Nükleer santraller nasıl çalışır?

1954 yılında Sovyet Rusya’da ilk nükleer santral elektrik şebekesine bağlandı. İngiltere’de ve ABD’de kurulan nükleer santraller arkası arkasına geldi. Nükleer bombalarla gelen zafer ve nükleer enerjinin elektrik enerjisine çevrilmesinin başarılması sonucunda nükleer enerjiye bakış tamamen olumluydu. 1979’da ABD’deki Three Mile Island Nükleer Santral’inde meydana gelen kazada ciddi bir radyasyon sızıntısı olmamasına rağmen nükleer enerjiye bakış değişmeye başlıyordu. 1986’da Rusya’nın Chernobyl nükleer santralinde yaşanan kaza, nükleer enerjinin geleceğini tehlikeye atıyordu. 2000’li yılların başlarında nükleer enerji tekrar gündeme geldi. Sürekli artan enerji talebi, fosil yakıtların her geçen gün azalması, küresel ısınma ve CO2 salımının azaltılmasının gerekmesi nükleer enerjiyi bir seçenek haline getiriyordu. Fakat Fukushima Daiichi Nükleer Santrali’nde 2011’de deprem sebebiyle meydana gelen kaza bu seçeneğin tekrar gözden geçirilmesine sebep oldu.

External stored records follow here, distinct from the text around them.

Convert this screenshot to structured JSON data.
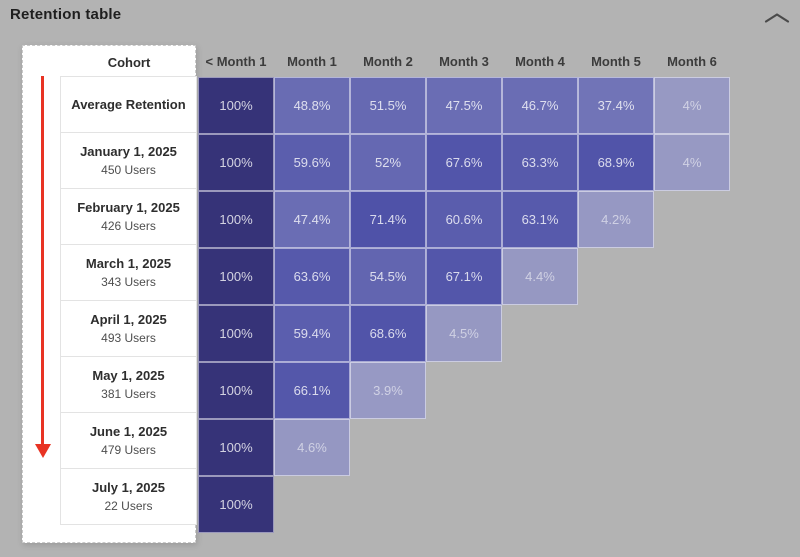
{
  "widget": {
    "title": "Retention table",
    "collapse_icon": "chevron-up"
  },
  "colors": {
    "background": "#b3b3b3",
    "panel": "#ffffff",
    "arrow": "#e83323",
    "cell_scale_stops": [
      {
        "v": 0,
        "color": "#a3a5cd"
      },
      {
        "v": 5,
        "color": "#9496c1"
      },
      {
        "v": 35,
        "color": "#7376b8"
      },
      {
        "v": 50,
        "color": "#686bb3"
      },
      {
        "v": 62,
        "color": "#585bac"
      },
      {
        "v": 72,
        "color": "#4e51a8"
      },
      {
        "v": 100,
        "color": "#363378"
      }
    ]
  },
  "chart_data": {
    "type": "heatmap",
    "title": "Retention table",
    "cohort_header": "Cohort",
    "columns": [
      "< Month 1",
      "Month 1",
      "Month 2",
      "Month 3",
      "Month 4",
      "Month 5",
      "Month 6"
    ],
    "rows": [
      {
        "label": "Average Retention",
        "sublabel": "",
        "values": [
          100,
          48.8,
          51.5,
          47.5,
          46.7,
          37.4,
          4
        ],
        "labels": [
          "100%",
          "48.8%",
          "51.5%",
          "47.5%",
          "46.7%",
          "37.4%",
          "4%"
        ]
      },
      {
        "label": "January 1, 2025",
        "sublabel": "450 Users",
        "values": [
          100,
          59.6,
          52,
          67.6,
          63.3,
          68.9,
          4
        ],
        "labels": [
          "100%",
          "59.6%",
          "52%",
          "67.6%",
          "63.3%",
          "68.9%",
          "4%"
        ]
      },
      {
        "label": "February 1, 2025",
        "sublabel": "426 Users",
        "values": [
          100,
          47.4,
          71.4,
          60.6,
          63.1,
          4.2
        ],
        "labels": [
          "100%",
          "47.4%",
          "71.4%",
          "60.6%",
          "63.1%",
          "4.2%"
        ]
      },
      {
        "label": "March 1, 2025",
        "sublabel": "343 Users",
        "values": [
          100,
          63.6,
          54.5,
          67.1,
          4.4
        ],
        "labels": [
          "100%",
          "63.6%",
          "54.5%",
          "67.1%",
          "4.4%"
        ]
      },
      {
        "label": "April 1, 2025",
        "sublabel": "493 Users",
        "values": [
          100,
          59.4,
          68.6,
          4.5
        ],
        "labels": [
          "100%",
          "59.4%",
          "68.6%",
          "4.5%"
        ]
      },
      {
        "label": "May 1, 2025",
        "sublabel": "381 Users",
        "values": [
          100,
          66.1,
          3.9
        ],
        "labels": [
          "100%",
          "66.1%",
          "3.9%"
        ]
      },
      {
        "label": "June 1, 2025",
        "sublabel": "479 Users",
        "values": [
          100,
          4.6
        ],
        "labels": [
          "100%",
          "4.6%"
        ]
      },
      {
        "label": "July 1, 2025",
        "sublabel": "22 Users",
        "values": [
          100
        ],
        "labels": [
          "100%"
        ]
      }
    ]
  }
}
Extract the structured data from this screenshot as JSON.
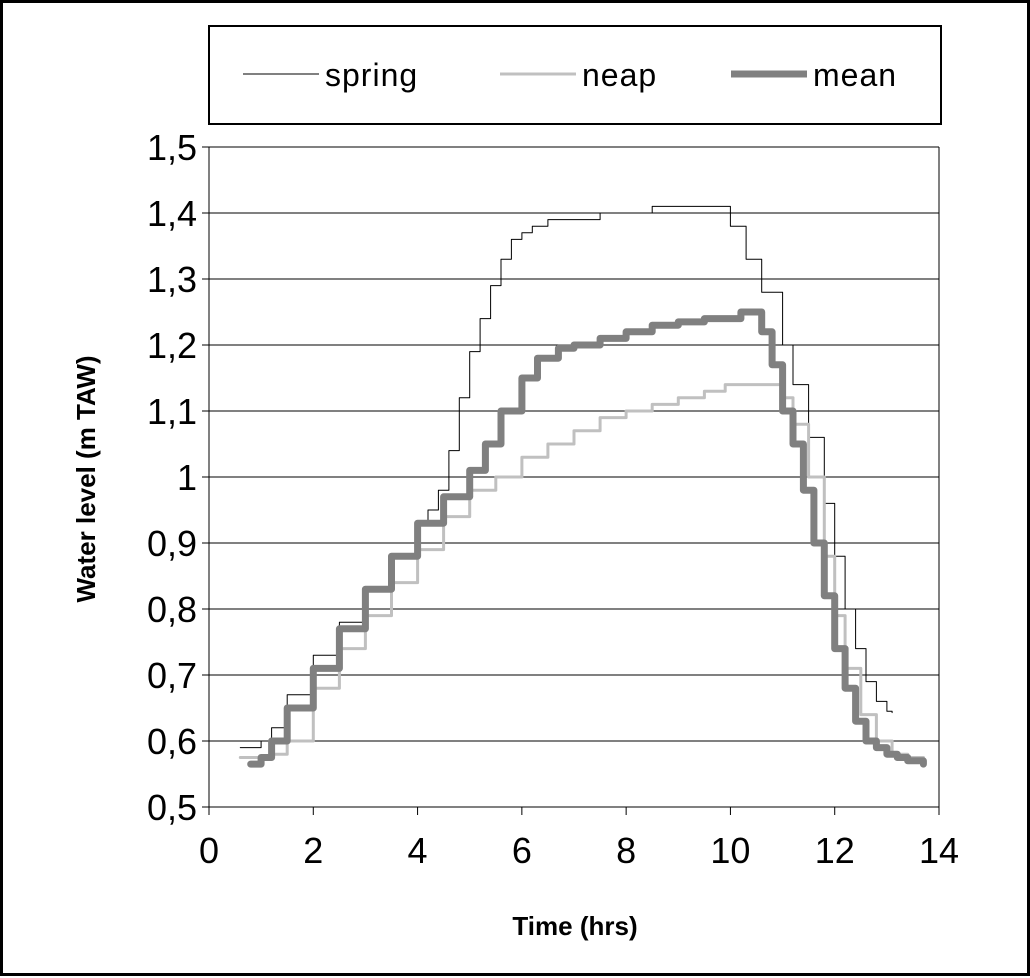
{
  "chart_data": {
    "type": "line",
    "title": "",
    "xlabel": "Time (hrs)",
    "ylabel": "Water level (m TAW)",
    "xlim": [
      0,
      14
    ],
    "ylim": [
      0.5,
      1.5
    ],
    "x_ticks": [
      "0",
      "2",
      "4",
      "6",
      "8",
      "10",
      "12",
      "14"
    ],
    "y_ticks": [
      "0,5",
      "0,6",
      "0,7",
      "0,8",
      "0,9",
      "1",
      "1,1",
      "1,2",
      "1,3",
      "1,4",
      "1,5"
    ],
    "grid": "horizontal",
    "legend_position": "top",
    "series": [
      {
        "name": "spring",
        "color": "#000000",
        "x": [
          0.6,
          0.8,
          1.0,
          1.2,
          1.5,
          2.0,
          2.5,
          3.0,
          3.5,
          4.0,
          4.2,
          4.4,
          4.6,
          4.8,
          5.0,
          5.2,
          5.4,
          5.6,
          5.8,
          6.0,
          6.2,
          6.5,
          7.0,
          7.5,
          8.0,
          8.5,
          9.0,
          9.5,
          9.8,
          10.0,
          10.3,
          10.6,
          11.0,
          11.2,
          11.5,
          11.8,
          12.0,
          12.2,
          12.4,
          12.6,
          12.8,
          13.0,
          13.1
        ],
        "y": [
          0.59,
          0.59,
          0.6,
          0.62,
          0.67,
          0.73,
          0.78,
          0.83,
          0.88,
          0.93,
          0.95,
          0.98,
          1.04,
          1.12,
          1.19,
          1.24,
          1.29,
          1.33,
          1.36,
          1.37,
          1.38,
          1.39,
          1.39,
          1.4,
          1.4,
          1.41,
          1.41,
          1.41,
          1.41,
          1.38,
          1.33,
          1.28,
          1.2,
          1.14,
          1.06,
          0.96,
          0.88,
          0.8,
          0.74,
          0.69,
          0.66,
          0.645,
          0.643
        ]
      },
      {
        "name": "neap",
        "color": "#c0c0c0",
        "x": [
          0.6,
          0.9,
          1.2,
          1.5,
          2.0,
          2.5,
          3.0,
          3.5,
          4.0,
          4.5,
          5.0,
          5.5,
          6.0,
          6.5,
          7.0,
          7.5,
          8.0,
          8.5,
          9.0,
          9.5,
          9.9,
          10.2,
          10.5,
          10.8,
          11.0,
          11.2,
          11.5,
          11.8,
          12.0,
          12.2,
          12.5,
          12.8,
          13.1,
          13.4,
          13.7
        ],
        "y": [
          0.575,
          0.575,
          0.58,
          0.6,
          0.68,
          0.74,
          0.79,
          0.84,
          0.89,
          0.94,
          0.98,
          1.0,
          1.03,
          1.05,
          1.07,
          1.09,
          1.1,
          1.11,
          1.12,
          1.13,
          1.14,
          1.14,
          1.14,
          1.14,
          1.12,
          1.08,
          1.0,
          0.88,
          0.79,
          0.71,
          0.64,
          0.6,
          0.58,
          0.575,
          0.57
        ]
      },
      {
        "name": "mean",
        "color": "#808080",
        "x": [
          0.8,
          1.0,
          1.2,
          1.5,
          2.0,
          2.5,
          3.0,
          3.5,
          4.0,
          4.5,
          5.0,
          5.3,
          5.6,
          6.0,
          6.3,
          6.7,
          7.0,
          7.5,
          8.0,
          8.5,
          9.0,
          9.5,
          10.0,
          10.2,
          10.4,
          10.6,
          10.8,
          11.0,
          11.2,
          11.4,
          11.6,
          11.8,
          12.0,
          12.2,
          12.4,
          12.6,
          12.8,
          13.0,
          13.2,
          13.4,
          13.7
        ],
        "y": [
          0.565,
          0.575,
          0.6,
          0.65,
          0.71,
          0.77,
          0.83,
          0.88,
          0.93,
          0.97,
          1.01,
          1.05,
          1.1,
          1.15,
          1.18,
          1.195,
          1.2,
          1.21,
          1.22,
          1.23,
          1.235,
          1.24,
          1.24,
          1.25,
          1.25,
          1.22,
          1.17,
          1.1,
          1.05,
          0.98,
          0.9,
          0.82,
          0.74,
          0.68,
          0.63,
          0.6,
          0.59,
          0.58,
          0.575,
          0.57,
          0.565
        ]
      }
    ]
  }
}
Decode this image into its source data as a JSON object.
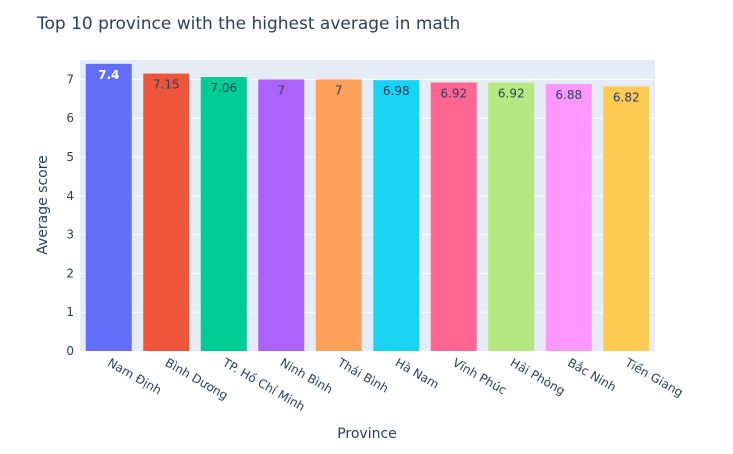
{
  "chart_data": {
    "type": "bar",
    "title": "Top 10 province with the highest average in math",
    "xlabel": "Province",
    "ylabel": "Average score",
    "ylim": [
      0,
      7.5
    ],
    "yticks": [
      0,
      1,
      2,
      3,
      4,
      5,
      6,
      7
    ],
    "grid": true,
    "categories": [
      "Nam Định",
      "Bình Dương",
      "TP. Hồ Chí Minh",
      "Ninh Bình",
      "Thái Bình",
      "Hà Nam",
      "Vĩnh Phúc",
      "Hải Phòng",
      "Bắc Ninh",
      "Tiền Giang"
    ],
    "values": [
      7.4,
      7.15,
      7.06,
      7,
      7,
      6.98,
      6.92,
      6.92,
      6.88,
      6.82
    ],
    "data_labels": [
      "7.4",
      "7.15",
      "7.06",
      "7",
      "7",
      "6.98",
      "6.92",
      "6.92",
      "6.88",
      "6.82"
    ],
    "colors": [
      "#636efa",
      "#EF553B",
      "#00cc96",
      "#ab63fa",
      "#FFA15A",
      "#19d3f3",
      "#FF6692",
      "#B6E880",
      "#FF97FF",
      "#FECB52"
    ],
    "label_colors": [
      "#ffffff",
      "#2a3f5f",
      "#2a3f5f",
      "#2a3f5f",
      "#2a3f5f",
      "#2a3f5f",
      "#2a3f5f",
      "#2a3f5f",
      "#2a3f5f",
      "#2a3f5f"
    ],
    "plot_background": "#e5ecf6",
    "text_color": "#2a3f5f"
  }
}
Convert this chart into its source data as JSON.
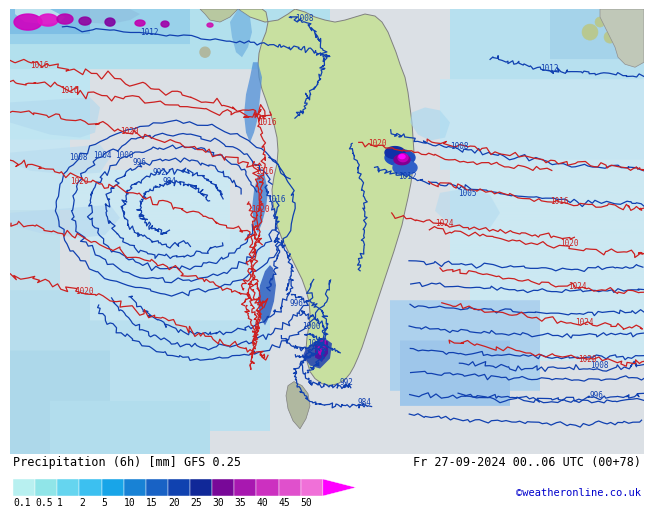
{
  "title_left": "Precipitation (6h) [mm] GFS 0.25",
  "title_right": "Fr 27-09-2024 00..06 UTC (00+78)",
  "credit": "©weatheronline.co.uk",
  "colorbar_tick_labels": [
    "0.1",
    "0.5",
    "1",
    "2",
    "5",
    "10",
    "15",
    "20",
    "25",
    "30",
    "35",
    "40",
    "45",
    "50"
  ],
  "colorbar_colors": [
    "#b8f0f0",
    "#90e5e8",
    "#65d5ef",
    "#3cc0f0",
    "#18a5e8",
    "#1882d5",
    "#1862c5",
    "#1042b0",
    "#102898",
    "#780898",
    "#a818b0",
    "#cc30c0",
    "#e050cc",
    "#f070d8",
    "#ff00ff"
  ],
  "ocean_pale": "#d8e8f0",
  "ocean_prec_light": "#b8dff0",
  "ocean_prec_mid": "#90c8e8",
  "land_color": "#c8e0a0",
  "land_dark": "#b8d090",
  "gray_land": "#b0b8b0",
  "bottom_bg": "#ffffff",
  "title_fontsize": 8.5,
  "colorbar_label_fontsize": 7,
  "credit_fontsize": 7.5,
  "credit_color": "#0000cc",
  "blue_line": "#1040b0",
  "red_line": "#cc2020"
}
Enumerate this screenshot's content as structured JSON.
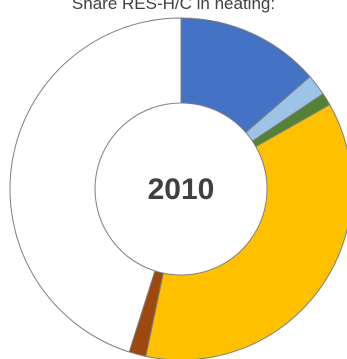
{
  "chart_data": {
    "type": "donut",
    "title": "Share RES-H/C in heating:",
    "center_label": "2010",
    "series": [
      {
        "value": 13.6,
        "color": "#4472C4"
      },
      {
        "value": 2.0,
        "color": "#9DC3E6"
      },
      {
        "value": 1.2,
        "color": "#548235"
      },
      {
        "value": 36.5,
        "color": "#FFC000"
      },
      {
        "value": 1.6,
        "color": "#9E480E"
      },
      {
        "value": 45.1,
        "color": "#FFFFFF"
      }
    ],
    "stroke_color": "#7F7F7F"
  }
}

Fukushima Daiichi Nükleer SantraliFukushima Daiichi Nükleer Santrali

Kararsız radyoaktif izotopların çekirdeklerine çarpan nötronlar bu çekirdekleri böler ve çekirdeği bir arada tutan enerjinin bir kısmını açığa çıkarır. Bu bölünme sonucu yüksek miktarda enerji ve yeni nötronlar ortaya çıkar; bu nötronlar da başka atom çekirdeklerini bölerek zincirleme bir tepkime oluşturur. Nükleer bombalarda zincirleme tepkime kararsız radyoaktif maddenin büyük bir kısmını, büyük bir hızla parçalar ve ortaya çok büyük miktarda kontrolsüz, etrafını yakıp yıkan bir enerji açığa çıkar. Nükleer reaktörler ise bu zincirleme tepkimeyi yavaş ve kontrollü bir şekilde devam ettirir. Açığa çıkan enerji suya aktarılarak basınçlı buhar elde edilir ve bu buhar türbinleri çevirir. Böylece nükleer enerji elektrik enerjisine çevrilmiş olur.

Nükleer santrallerde yakıt olarak genelde uranyum kullanılır. Radyoaktif uranyum izotopu madenlerden çıkarılan uranyum cevherinde %1’den az bulunduğundan, yakıt olarak kullanılabilmesi için önce saflaştırılması gerekir. Bu işleme zenginleştirme denir. Zenginleştirilmiş uranyum, çubuklar halinde reaktöre yerleştirilir. Zincirleme tepkimeyi kontrol altında tutmak için reaktöre kadmiyum, hafniyum veya bor gibi kontrol çubukları da yerleştirilir. Bu çubuklar nötronların bir kısmını soğurarak zincirleme tepkimeyi kontrol altında tutar. Ayrıca reaktörlerin içinde nötronların yavaşlamasını sağlayan su, grafit veya ağır su gibi malzemeler de kullanılır. Su genellikle reaktörü soğutmak için de kullanılır. Su reaktörün ısısını soğurur ve buhar haline geldiğinde türbinleri çevirir. Reaktörün uranyumun erime sıcaklığı olan 3815°C’ye ulaşmasına izin verilmez. Radyoaktif izotoplar ve onlarla doğrudan ve dolaylı temas eden parçaların hepsi, metrelerce kalınlıktaki çelikten ve betondan yapılmış duvarların arkasına hapsedilir.